Chief Justice of Rajasthan High Court
- In office 15 April 1990 – 1994
- Appointed by: Ramaswamy Venkataraman

Chief Justice of Calcutta High Court
- In office 1994 – 15 January 1996
- Appointed by: Shankar Dayal Sharma
- Preceded by: Anandamoy Bhattacharjee
- Succeeded by: V. N. Khare

Personal details
- Born: 15 January 1934
- Education: Allahabad University
- Occupation: lawyer, judge

= Krishna Chandra Agarwal =

Indian judge (born 1934)

Krishna Chandra Agarwal (born 15 January 1934) is an Indian retired judge. He is a former Chief Justice of Rajasthan High Court and Calcutta High Court.

==Career==
Agarwal studied in Agarwal Intermediate College at Allahabad and became Law graduate from Allahabad University. After the advocate's enrollment in 1956 he practiced in Civil and constitutional matters in the Allahabad High Court. Since 1970 he worked as Chief Standing Counsel of the State Government.
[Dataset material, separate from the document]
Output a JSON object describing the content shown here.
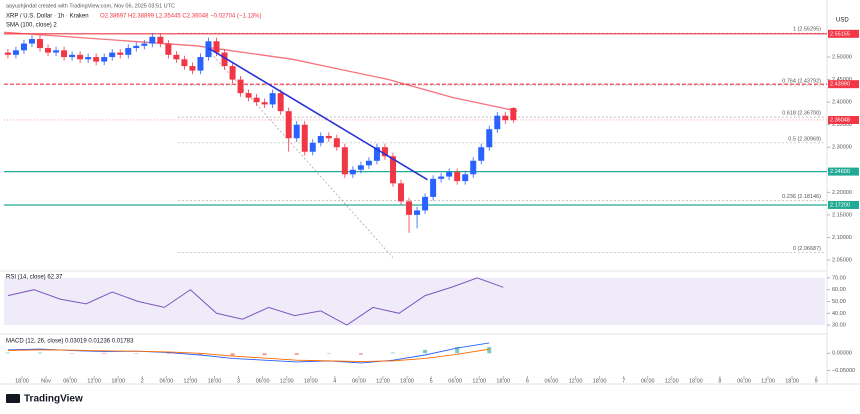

He was the Editor of the Allahabad Law Journal. Agarwal was appointed additional Judge of Allahabad High Court on 6 August 1973. He was transferred as Chief Justice of Rajasthan High Court on 15 April 1990 and in 1994 he became the Chief Justice of the Calcutta High Court. Justice Agarwal retired on 15 January 1996.